Un bel exemple d'évolution de la langue : "rock indépendant" ne prétend plus désigner une réalité économique et sociale (petits labels, refus d'une logique de vente au profit d'une logique d'intégrité, univers underground et quelque peu avant-gardiste) mais entend regrouper sous un même drapeau une certaine famille musicale.

Ce déplacement de sens a cependant tendance à me déranger, parce qu'il conduit à une confusion - que l'on songe seulement que les très grandes enseignes de la distribution de disque ont leur rayon "rock indépendant" ; voire même les grandes enseignes de la distribution tout court, puisque l'on peut maintenant acheter en hyper/supermarché son rock indé - quel gain de temps pour le rebelle père de famille ! L'underground enfin sorti de son trou ? Pas certain ; car évidement médiatisation et grande distribution impliquent un minimum de formatage. Baste de l'indépendance, en ce cas. Logique élémentaire.

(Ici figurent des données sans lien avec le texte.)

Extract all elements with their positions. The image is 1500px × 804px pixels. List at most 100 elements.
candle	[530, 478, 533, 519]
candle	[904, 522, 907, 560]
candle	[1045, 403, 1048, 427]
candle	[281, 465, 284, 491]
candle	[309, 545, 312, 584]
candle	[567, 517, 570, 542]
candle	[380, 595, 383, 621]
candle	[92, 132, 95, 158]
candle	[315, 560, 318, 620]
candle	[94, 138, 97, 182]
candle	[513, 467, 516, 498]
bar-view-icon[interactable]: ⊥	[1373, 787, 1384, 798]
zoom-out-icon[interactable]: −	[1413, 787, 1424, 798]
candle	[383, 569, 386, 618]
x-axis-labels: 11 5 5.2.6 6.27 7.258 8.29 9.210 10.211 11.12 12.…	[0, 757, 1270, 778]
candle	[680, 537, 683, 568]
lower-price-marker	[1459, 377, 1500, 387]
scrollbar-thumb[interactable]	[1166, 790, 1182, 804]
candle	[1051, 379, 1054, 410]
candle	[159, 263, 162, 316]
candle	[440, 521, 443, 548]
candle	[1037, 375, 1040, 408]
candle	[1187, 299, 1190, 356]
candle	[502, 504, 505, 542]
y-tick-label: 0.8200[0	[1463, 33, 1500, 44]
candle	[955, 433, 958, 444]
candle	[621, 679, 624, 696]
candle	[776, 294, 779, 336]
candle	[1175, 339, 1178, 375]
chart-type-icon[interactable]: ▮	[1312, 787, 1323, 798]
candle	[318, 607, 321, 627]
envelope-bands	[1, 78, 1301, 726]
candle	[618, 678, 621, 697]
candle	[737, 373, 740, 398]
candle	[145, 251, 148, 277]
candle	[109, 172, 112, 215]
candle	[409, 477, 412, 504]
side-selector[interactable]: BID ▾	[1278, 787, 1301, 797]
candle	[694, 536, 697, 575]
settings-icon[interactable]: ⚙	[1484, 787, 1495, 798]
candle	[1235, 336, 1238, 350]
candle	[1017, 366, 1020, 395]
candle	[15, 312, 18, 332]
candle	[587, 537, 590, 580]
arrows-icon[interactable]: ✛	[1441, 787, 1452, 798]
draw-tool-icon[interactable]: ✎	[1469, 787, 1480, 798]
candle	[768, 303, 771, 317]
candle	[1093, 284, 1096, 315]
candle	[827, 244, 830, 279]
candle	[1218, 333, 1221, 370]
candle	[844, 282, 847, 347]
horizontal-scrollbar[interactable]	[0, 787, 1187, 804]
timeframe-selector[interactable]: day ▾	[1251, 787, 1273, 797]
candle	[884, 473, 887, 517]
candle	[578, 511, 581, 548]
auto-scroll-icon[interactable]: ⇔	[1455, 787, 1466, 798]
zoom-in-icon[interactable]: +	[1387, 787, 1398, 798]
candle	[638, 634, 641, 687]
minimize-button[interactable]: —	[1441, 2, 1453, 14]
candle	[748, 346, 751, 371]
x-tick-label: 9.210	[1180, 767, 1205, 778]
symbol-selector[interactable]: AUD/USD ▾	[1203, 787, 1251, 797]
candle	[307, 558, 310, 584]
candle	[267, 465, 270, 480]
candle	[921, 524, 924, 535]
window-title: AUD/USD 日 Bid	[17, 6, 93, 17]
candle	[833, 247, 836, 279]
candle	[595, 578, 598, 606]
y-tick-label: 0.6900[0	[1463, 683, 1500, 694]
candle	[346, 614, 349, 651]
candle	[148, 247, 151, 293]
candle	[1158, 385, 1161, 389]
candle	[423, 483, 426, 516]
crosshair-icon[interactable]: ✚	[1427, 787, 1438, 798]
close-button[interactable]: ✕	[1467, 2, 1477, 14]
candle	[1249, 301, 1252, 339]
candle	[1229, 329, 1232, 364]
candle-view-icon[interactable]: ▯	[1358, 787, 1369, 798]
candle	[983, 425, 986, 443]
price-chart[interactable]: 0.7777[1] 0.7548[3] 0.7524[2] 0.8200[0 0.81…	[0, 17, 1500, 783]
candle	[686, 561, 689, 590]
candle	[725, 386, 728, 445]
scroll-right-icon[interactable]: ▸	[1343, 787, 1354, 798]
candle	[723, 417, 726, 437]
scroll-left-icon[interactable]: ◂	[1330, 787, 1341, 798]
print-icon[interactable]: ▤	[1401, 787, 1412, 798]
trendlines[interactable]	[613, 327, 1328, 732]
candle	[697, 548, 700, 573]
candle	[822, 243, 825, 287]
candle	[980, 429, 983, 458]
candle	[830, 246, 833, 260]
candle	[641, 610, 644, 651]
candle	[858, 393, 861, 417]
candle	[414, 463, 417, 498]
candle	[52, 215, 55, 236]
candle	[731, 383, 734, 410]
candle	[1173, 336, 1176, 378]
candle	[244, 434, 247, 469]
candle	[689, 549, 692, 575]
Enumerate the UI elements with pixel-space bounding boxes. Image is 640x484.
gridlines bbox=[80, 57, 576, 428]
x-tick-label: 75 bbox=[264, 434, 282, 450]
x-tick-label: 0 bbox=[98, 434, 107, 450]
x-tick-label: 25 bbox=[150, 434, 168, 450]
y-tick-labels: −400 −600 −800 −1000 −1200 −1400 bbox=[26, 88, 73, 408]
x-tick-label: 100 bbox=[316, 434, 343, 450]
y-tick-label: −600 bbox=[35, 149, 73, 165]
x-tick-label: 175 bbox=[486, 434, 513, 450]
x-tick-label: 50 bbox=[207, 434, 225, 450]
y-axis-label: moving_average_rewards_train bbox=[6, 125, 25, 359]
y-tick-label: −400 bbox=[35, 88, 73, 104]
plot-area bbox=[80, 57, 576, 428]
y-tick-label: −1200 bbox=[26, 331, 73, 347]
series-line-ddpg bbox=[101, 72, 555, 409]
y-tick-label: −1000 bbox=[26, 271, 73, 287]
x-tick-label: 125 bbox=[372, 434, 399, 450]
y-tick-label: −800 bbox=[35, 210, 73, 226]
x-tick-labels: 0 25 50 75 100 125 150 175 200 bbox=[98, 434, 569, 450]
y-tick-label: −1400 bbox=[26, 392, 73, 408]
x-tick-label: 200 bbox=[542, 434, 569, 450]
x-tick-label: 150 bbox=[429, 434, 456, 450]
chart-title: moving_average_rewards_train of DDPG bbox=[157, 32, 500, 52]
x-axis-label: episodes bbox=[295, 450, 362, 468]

De mon côté, je propose d'éviter la confusion en désignant cette famille musicale improbable par le terme de "rock indé FM", cette petite adjonction suffisant me semble-t-il, sans mépris aucun, à indiquer la fin de ces productions : la grande diffusion radiophonique du single sur les stations au positionnement adéquat, qui fera vendre l'album, si album il y a.

A ce jeu, les têtes d'affiches sont bien connues, et leur musique n'est pas dénuée de tout intérêt, d'ailleurs. Elle est souvent légère, accessible, explore les pistes déjà bien balisées des combos guitare(s)/basse/batterie/chant, exploite le filon du riff et du solo, alterne couplets et refrains sans complexes, rock et roll, évidement, avec un sens de l'efficacité souvent admirable, ajoutant un peu de danserie à nos petites rebellions musicales.

The Unisex viennent de Suède, et ce sera leur seule touche d'exotisme. Leur album White days constituerait presque un modèle du genre Rock indé FM. Cinq jeunes hommes, accoutrés de cuir & blazers & jean, c'est de bon ton, aujourd'hui. Non pas un, mais deux leaders charismatiques, en l'occurrence deux frères, et jumeaux, ce qui ne peut rien gâcher. Un single imparable, et en ouverture d'album, s'il vous plaît : "Pigs and their farms".

Le morceau se révèle d'ailleurs tout à fait excellent, avec une voix très travaillée, aux directions étonnantes, une orchestration archi-réglée, parfaitement efficace. Tellement parfait, en guise de single, qu'on nous en offre même un remix (parfaitement dispensable) en queue d'album (sur l'édition Shifty disco ; l'édition Universal proposant en lieu et place une version unplugged de "Take me higher").

Pour dire vrai, si tout White days avait été de ce niveau, aucun doute que les Unisex auraient pu rejoindre leurs altesses Franz Ferdinand, Muse & consorts au panthéon des meilleurs-groupes-de-rock-indé-FM-du-monde-tout-entier.

Malheureusement, si le reste de l'album se bat avec beaucoup de volonté, et même pas mal de talent, accumulant de bons passages, il se noie finalement dans une indistinction de références multiples et prestigieuses à la multiplicité desquelles l'identité du groupe ne résiste pas. On reconnaît tout au long de White days beaucoup trop d'influences, quelques passages semblant même "empruntés" à tel autre artiste, plus prestigieux et plus talentueux.

Trop appliqués, les cinq suédois auraient-ils oubliés de s'oublier un peu ? Trop lisse, leur album manque d'âme, de coffre, d'authenticité. Il verse dans ce défaut chronique du rock indé FM, auxquels ne savent échapper que les meilleurs représentants du genre : il est une forme vide, une façade, qui n'abrite pas grand-chose - voire rien. Un rock beau, un point c'est tout, en quelque sorte.

Que l'on me comprenne bien : l'album est plutôt franchement agréable à écouter, il est parfaitement exécuté, et c'est déjà bien assez pour justifier un achat et de nombreuses écoutes. Certains pourront même en faire leur disque fétiche, pour un temps.

Mais passé la fièvre du single, celle du second single et, avec un peu de chance, celle du troisième single, que restera-t-il de White Days ? Un nouvel album à venir, de nouveaux singles, des tournées mondiales, peut-être même. Et puis ? Un split médiatique, les deux jumeaux devenant mégalomanes et / ou dépressifs ? Un accident tragique, mettant une fin prématurée à une carrière prometteuse ? Un deuxième album moins peaufiné, laissant le groupe sombrer lentement dans l'oubli, et les mots croisés au club des anciens rockers neurasthéniques ?

Un scénario un peu trop convenu, dans tous les cas, pour un groupe de rock. Mais peut-être s'agit-il plutôt d'une simple fiction - radiophonique, of course.